Une récente étude suggère que certaines fibres alimentaires ont un impact significatif sur la perte de poids et le contrôle de l'insuline, ouvrant ainsi de nouvelles perspectives en nutrition. Le microbiome intestinal, qui connaît une attention croissante ces dernières années, joue un rôle clé dans ce domaine. Les fibres sont essentielles pour la santé des bactéries intestinales, mais selon l’Anses, les apports actuels en fibres (environ 20 g/jour chez les adultes) restent inférieurs aux recommandations de 30 grammes par jour. Cette carence a entraîné un engouement pour les suppléments et les aliments fortifiés, bien que toutes les fibres ne se valent pas en termes de bienfaits.
Nous trouvons parmi les fibres celles qui sont solubles, comme le bêta-glucane d'avoine et la dextrine de blé, qui sont facilement fermentées par la flore intestinale, et celles qui sont insolubles, comme la cellulose et l'amidon résistant, qui participent davantage à la formation des selles.
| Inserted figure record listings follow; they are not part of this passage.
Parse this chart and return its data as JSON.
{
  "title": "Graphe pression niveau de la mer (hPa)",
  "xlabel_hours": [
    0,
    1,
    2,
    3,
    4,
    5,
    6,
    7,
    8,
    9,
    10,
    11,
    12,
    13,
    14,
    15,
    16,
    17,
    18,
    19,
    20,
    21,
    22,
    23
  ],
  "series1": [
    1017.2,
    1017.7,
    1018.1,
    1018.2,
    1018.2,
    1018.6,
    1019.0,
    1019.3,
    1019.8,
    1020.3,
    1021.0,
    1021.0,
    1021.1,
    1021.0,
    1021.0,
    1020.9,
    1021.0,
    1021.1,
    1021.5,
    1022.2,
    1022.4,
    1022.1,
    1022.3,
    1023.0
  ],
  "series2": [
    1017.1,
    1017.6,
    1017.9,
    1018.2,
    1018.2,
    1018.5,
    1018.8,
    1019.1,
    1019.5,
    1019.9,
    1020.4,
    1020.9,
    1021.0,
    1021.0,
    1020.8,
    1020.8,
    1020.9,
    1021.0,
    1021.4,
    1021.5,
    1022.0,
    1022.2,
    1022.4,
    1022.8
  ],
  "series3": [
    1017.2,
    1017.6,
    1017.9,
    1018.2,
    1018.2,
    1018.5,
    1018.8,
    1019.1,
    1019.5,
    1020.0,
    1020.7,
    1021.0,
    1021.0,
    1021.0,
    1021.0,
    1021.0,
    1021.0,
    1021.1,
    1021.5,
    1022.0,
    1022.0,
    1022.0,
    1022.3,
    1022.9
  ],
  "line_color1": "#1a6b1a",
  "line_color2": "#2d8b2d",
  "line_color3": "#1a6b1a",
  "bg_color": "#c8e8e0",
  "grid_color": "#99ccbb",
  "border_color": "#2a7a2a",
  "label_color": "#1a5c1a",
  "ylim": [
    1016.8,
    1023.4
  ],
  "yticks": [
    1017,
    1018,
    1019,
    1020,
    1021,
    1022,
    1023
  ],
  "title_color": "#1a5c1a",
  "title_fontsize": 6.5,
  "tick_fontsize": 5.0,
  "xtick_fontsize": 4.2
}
Jusqu'à présent, aucune étude n’avait comparé ces différents types de fibres au sein d'une même population.
Le bêta-glucane : un acteur majeur de la perte de poids
Une recherche conjointe menée par l’Université d'Arizona et l’Université de Vienne a mis en évidence que le bêta-glucane, présent dans l'avoine et l'orge, est la seule fibre à avoir montré un impact significatif sur la réduction du poids et de la graisse corporelle chez les souris. Publiés dans le Journal of Nutrition, les résultats indiquent que cette fibre régule la glycémie et favorise la perte de poids, même dans un régime riche en graisses. Le scientifique biomédical Frank Duca a noté l'importance de déterminer quel type de fibre pourrait être le plus bénéfique pour la perte de poids et l'homéostasie du glucose, afin de mieux informer le public et l'industrie agricole.
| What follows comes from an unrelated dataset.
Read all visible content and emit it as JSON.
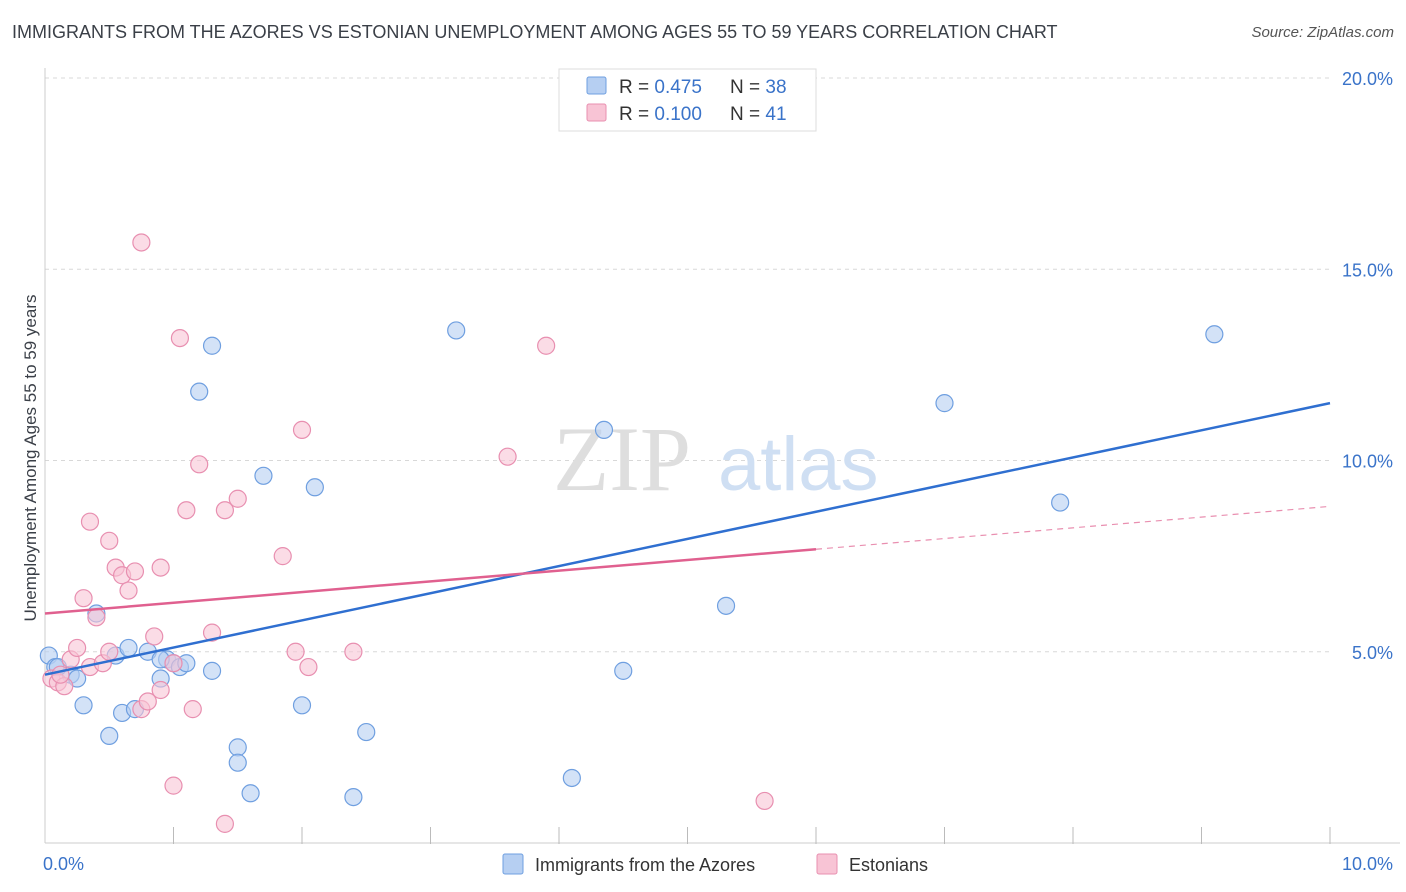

Un effet unique sur la flore intestinale
L'étude a également révélé que seul le bêta-glucane stimule la croissance d'une bactérie intestinale spécifique, l'Ileibacterium, qui a déjà été associée à la perte de poids. Avant même la dixième semaine de l'expérience, les souris ayant consommé du bêta-glucane avaient déjà perdu du poids et réduit leur masse grasse, contrairement à celles ayant ingéré d'autres types de fibres. Des recherches antérieures montrent que des rats nourris avec de la farine d'orge, riche en bêta-glucane, ont augmenté leur dépense énergétique tout en continuant à consommer un régime riche en graisses.
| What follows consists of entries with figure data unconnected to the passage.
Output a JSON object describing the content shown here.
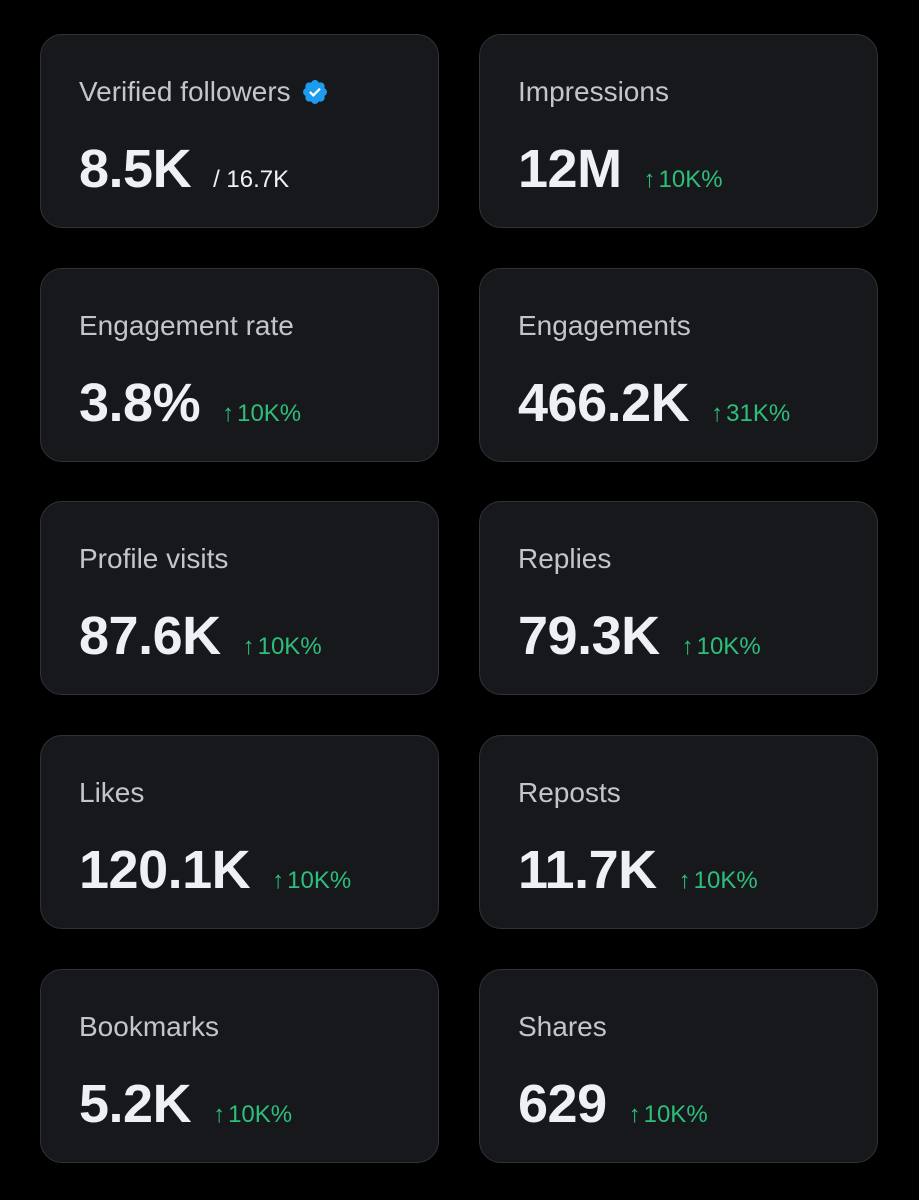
{
  "colors": {
    "background": "#000000",
    "card_background": "#16181c",
    "card_border": "#2f3336",
    "label_text": "#c2c6cb",
    "value_text": "#eef1f4",
    "positive_change": "#2dbf7a",
    "verified_badge": "#1d9bf0"
  },
  "cards": [
    {
      "title": "Verified followers",
      "value": "8.5K",
      "total": "/ 16.7K",
      "badge_icon": "verified-badge-icon"
    },
    {
      "title": "Impressions",
      "value": "12M",
      "change": "10K%",
      "change_icon": "arrow-up-icon"
    },
    {
      "title": "Engagement rate",
      "value": "3.8%",
      "change": "10K%",
      "change_icon": "arrow-up-icon"
    },
    {
      "title": "Engagements",
      "value": "466.2K",
      "change": "31K%",
      "change_icon": "arrow-up-icon"
    },
    {
      "title": "Profile visits",
      "value": "87.6K",
      "change": "10K%",
      "change_icon": "arrow-up-icon"
    },
    {
      "title": "Replies",
      "value": "79.3K",
      "change": "10K%",
      "change_icon": "arrow-up-icon"
    },
    {
      "title": "Likes",
      "value": "120.1K",
      "change": "10K%",
      "change_icon": "arrow-up-icon"
    },
    {
      "title": "Reposts",
      "value": "11.7K",
      "change": "10K%",
      "change_icon": "arrow-up-icon"
    },
    {
      "title": "Bookmarks",
      "value": "5.2K",
      "change": "10K%",
      "change_icon": "arrow-up-icon"
    },
    {
      "title": "Shares",
      "value": "629",
      "change": "10K%",
      "change_icon": "arrow-up-icon"
    }
  ]
}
Les bénéfices potentiels des fibres telles que le bêta-glucane vont au-delà de la régulation de l'appétit grâce à des composés intestinaux comme le GLP-1. Frank Duca précise que le butyrate, une substance dérivée de la fermentation des fibres, pourrait également jouer un rôle dans l'amélioration de la santé intestinale et la gestion des organes périphériques comme le foie. Ainsi, cette étude souligne l'importance d'explorer plus en détail les effets des différentes fibres alimentaires sur le corps humain. Bien que les résultats soient prometteurs, des études supplémentaires seront nécessaires pour établir des recommandations concrètes pour l'homme.